Dorongan untuk Pemerintah: Fokus pada Surya
Dalam kesempatan tersebut, IESR juga mendorong pemerintah untuk mempercepat pemanfaatan energi bersih, khususnya melalui pengembangan pembangkit listrik tenaga surya. Fabby menilai bahwa kini saatnya pemerintah menjadikan energi surya sebagai pilar utama dalam transisi energi nasional.
“Harga komponen pembangkit surya kini jauh lebih murah dibandingkan satu dekade lalu,” ujar Fabby. Ia juga menambahkan bahwa teknologi penyimpanan energi melalui baterai sudah cukup maju untuk menjamin ketersediaan listrik, bahkan di wilayah-wilayah terpencil dan pulau-pulau kecil.
Dengan sumber daya matahari yang melimpah di berbagai wilayah Indonesia, energi surya dianggap sebagai solusi yang paling realistis dan cepat untuk diimplementasikan. Selain itu, pengembangan sistem tenaga surya juga bisa dilakukan secara terdesentralisasi, memungkinkan masyarakat di daerah untuk turut serta dalam pengelolaan energi mereka sendiri.
Tantangan: Dominasi Energi Fosil dan Distribusi Tak Merata
Meski prospeknya besar, Fabby menyoroti masih kuatnya dominasi energi berbasis bahan bakar fosil di Indonesia. Ia menyebut bahwa ketergantungan pada energi fosil menyebabkan biaya energi menjadi tinggi dan pasokan yang tidak stabil.
“Energi konvensional ini mahal, rentan terganggu cuaca, dan sangat bergantung pada infrastruktur distribusi,” ujarnya. Ketergantungan ini membuat pasokan energi tidak merata di seluruh wilayah Indonesia.

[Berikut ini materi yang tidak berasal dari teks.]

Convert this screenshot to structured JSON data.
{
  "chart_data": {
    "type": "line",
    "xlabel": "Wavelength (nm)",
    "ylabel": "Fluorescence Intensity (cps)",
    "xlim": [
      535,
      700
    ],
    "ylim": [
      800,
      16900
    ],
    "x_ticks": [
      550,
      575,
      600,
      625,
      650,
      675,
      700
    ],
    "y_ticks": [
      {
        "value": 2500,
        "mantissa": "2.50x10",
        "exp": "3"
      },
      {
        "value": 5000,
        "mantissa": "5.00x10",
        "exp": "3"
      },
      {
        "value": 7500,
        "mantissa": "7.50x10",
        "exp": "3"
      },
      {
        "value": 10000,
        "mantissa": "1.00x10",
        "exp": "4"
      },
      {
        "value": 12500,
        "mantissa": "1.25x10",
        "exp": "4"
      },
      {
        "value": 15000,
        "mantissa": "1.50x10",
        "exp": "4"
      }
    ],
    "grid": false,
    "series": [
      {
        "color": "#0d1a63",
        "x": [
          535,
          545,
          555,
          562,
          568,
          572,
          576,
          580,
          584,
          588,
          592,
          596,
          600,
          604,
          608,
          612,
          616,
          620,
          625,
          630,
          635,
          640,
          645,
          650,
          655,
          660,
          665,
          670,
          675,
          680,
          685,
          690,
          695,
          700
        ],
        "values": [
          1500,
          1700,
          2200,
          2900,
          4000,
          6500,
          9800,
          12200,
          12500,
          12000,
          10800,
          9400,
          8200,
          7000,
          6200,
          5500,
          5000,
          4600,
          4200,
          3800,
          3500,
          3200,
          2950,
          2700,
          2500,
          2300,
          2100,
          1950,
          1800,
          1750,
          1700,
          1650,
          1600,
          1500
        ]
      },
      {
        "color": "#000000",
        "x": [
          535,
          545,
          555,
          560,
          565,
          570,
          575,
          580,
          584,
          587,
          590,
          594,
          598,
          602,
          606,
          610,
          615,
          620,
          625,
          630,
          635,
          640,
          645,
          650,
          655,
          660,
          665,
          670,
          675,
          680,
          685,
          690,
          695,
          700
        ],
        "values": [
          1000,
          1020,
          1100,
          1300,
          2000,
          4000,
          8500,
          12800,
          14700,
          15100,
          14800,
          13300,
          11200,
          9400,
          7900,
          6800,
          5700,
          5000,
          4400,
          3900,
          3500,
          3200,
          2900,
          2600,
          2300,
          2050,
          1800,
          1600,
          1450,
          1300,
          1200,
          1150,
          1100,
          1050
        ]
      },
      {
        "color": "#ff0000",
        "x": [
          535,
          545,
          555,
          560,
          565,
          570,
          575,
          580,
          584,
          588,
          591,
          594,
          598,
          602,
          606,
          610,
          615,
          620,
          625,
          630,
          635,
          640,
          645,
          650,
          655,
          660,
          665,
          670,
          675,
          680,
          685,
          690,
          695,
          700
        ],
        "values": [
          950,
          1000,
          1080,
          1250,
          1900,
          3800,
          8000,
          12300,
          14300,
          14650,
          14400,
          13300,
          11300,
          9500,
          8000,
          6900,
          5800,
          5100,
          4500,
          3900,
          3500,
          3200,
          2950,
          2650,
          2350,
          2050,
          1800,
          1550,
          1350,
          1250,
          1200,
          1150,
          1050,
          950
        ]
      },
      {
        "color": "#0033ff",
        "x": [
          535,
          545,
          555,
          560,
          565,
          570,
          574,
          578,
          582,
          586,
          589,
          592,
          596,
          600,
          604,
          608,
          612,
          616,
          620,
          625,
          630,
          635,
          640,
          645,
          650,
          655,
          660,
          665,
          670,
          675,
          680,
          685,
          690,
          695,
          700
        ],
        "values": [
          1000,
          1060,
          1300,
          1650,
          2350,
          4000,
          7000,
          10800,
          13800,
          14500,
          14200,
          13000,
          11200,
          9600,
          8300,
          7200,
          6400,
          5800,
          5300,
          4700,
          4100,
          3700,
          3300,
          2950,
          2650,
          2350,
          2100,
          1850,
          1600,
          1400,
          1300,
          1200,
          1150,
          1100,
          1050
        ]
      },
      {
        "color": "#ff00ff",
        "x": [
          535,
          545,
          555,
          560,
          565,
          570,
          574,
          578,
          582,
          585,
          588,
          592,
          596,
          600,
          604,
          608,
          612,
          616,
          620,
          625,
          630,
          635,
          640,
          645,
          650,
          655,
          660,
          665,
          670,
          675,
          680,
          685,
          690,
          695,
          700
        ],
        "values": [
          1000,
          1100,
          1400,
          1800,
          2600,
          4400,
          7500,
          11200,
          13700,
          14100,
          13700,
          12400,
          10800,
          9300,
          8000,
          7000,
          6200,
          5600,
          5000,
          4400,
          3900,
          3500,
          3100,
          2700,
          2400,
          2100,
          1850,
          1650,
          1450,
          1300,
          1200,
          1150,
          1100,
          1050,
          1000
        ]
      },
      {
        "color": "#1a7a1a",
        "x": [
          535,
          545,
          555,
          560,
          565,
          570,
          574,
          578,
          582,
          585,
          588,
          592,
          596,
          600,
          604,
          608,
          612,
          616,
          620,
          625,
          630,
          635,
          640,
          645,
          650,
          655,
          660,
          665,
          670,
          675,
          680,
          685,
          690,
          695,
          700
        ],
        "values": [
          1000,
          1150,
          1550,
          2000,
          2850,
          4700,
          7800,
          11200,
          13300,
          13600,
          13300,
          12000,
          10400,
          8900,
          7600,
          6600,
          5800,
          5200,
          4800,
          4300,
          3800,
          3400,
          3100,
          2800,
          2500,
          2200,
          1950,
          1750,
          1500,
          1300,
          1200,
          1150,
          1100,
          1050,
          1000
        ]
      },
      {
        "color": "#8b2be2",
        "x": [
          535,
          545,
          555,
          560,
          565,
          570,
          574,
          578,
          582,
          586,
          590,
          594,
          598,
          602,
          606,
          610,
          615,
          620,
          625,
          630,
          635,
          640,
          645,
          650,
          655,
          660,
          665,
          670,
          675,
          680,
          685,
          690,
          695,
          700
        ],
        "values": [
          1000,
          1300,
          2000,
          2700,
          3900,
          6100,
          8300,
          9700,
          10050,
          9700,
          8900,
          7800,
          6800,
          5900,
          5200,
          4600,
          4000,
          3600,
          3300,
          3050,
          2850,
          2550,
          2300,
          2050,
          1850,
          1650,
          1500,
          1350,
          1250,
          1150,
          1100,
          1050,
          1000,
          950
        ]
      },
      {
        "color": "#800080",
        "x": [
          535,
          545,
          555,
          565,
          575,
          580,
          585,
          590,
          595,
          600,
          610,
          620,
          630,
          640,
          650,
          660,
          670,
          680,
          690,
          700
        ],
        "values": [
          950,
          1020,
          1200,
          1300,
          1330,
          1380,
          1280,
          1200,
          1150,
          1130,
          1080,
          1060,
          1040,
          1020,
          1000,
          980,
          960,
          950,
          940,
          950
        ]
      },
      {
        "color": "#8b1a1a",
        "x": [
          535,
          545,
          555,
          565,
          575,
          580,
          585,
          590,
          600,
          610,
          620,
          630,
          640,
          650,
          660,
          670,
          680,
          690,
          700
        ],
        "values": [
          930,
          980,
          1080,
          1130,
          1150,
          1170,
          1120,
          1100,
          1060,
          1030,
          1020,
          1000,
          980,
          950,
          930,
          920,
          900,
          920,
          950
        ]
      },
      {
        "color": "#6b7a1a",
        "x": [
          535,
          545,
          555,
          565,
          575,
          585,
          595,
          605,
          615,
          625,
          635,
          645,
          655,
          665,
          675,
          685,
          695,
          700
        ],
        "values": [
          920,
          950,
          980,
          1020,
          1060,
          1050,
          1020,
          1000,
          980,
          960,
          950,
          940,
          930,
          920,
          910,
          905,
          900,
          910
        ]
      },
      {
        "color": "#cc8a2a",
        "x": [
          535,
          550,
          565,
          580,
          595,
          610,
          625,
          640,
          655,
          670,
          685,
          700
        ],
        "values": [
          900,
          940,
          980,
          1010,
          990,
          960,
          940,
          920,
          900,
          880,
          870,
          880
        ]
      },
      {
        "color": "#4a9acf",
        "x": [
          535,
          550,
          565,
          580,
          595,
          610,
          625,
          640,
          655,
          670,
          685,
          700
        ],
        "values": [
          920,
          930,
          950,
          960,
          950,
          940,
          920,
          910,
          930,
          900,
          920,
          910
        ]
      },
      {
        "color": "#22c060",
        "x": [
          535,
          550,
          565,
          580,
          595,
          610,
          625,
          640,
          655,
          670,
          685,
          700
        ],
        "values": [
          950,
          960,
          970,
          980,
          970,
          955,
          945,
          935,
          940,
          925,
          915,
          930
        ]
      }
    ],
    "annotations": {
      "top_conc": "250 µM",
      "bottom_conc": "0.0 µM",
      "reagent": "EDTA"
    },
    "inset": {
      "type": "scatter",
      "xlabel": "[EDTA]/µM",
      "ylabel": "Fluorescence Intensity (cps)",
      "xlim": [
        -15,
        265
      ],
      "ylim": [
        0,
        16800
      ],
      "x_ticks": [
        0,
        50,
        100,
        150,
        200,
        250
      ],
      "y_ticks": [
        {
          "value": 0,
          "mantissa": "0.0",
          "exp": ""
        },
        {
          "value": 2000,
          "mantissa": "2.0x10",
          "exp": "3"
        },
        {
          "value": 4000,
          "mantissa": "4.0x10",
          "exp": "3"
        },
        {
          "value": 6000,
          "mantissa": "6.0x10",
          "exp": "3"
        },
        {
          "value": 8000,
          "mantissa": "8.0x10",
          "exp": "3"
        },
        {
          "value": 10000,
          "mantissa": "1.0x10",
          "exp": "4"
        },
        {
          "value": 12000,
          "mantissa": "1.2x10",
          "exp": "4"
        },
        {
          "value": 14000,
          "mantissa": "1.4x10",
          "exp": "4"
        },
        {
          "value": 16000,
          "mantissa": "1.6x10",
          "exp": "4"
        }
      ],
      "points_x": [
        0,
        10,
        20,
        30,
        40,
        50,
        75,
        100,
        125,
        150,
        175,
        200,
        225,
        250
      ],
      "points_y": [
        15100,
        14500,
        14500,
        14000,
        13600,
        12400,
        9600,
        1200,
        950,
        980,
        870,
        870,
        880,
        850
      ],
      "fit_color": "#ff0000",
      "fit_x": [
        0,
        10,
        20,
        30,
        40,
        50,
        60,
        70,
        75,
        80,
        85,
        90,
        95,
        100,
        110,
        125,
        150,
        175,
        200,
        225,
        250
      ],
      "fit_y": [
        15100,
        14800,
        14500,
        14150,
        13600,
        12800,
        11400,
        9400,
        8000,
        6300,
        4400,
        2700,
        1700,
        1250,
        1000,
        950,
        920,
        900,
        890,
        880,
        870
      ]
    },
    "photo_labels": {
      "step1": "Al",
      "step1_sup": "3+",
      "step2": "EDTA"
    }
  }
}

Situasi tersebut berdampak langsung pada kehidupan masyarakat, terutama yang berada di daerah terpencil. “Ini yang hari ini sedang terjadi. Di beberapa pulau kecil di Indonesia, seperti Pulau Enggano, mengalami krisis listrik karena ketersediaannya hanya 12 jam saja. Kondisi ini telah menimbulkan dampak ekonomi di pulau tersebut,” ucap Fabby.
Kondisi seperti itu menjadi bukti bahwa ketimpangan akses energi masih menjadi masalah serius. Transisi ke energi terbarukan, terutama berbasis sistem lokal dan mandiri, dinilai sebagai solusi untuk mengatasi permasalahan distribusi ini.
Jalan Menuju Masa Depan Energi yang Berkelanjutan
Kajian IESR memperlihatkan bahwa energi terbarukan bukan sekadar alternatif, melainkan kebutuhan strategis untuk mendukung pertumbuhan ekonomi yang berkelanjutan. Selain menciptakan lapangan kerja dan menghemat devisa negara, transisi energi juga membuka peluang pemerataan pembangunan, khususnya di wilayah tertinggal.
Langkah ke arah ini membutuhkan komitmen kuat dari pemerintah dan sektor swasta, termasuk dalam hal kebijakan, pembiayaan, dan insentif teknologi. Tanpa perubahan kebijakan yang signifikan, Indonesia akan terus bergantung pada sumber energi lama yang mahal dan tidak ramah lingkungan.
Dengan memanfaatkan potensi energi terbarukan yang besar, Indonesia bisa membangun sistem energi yang lebih adil, terjangkau, dan berkelanjutan. Dan lebih dari itu, energi bersih bisa menjadi kunci bagi masa depan ekonomi yang inklusif dan tangguh.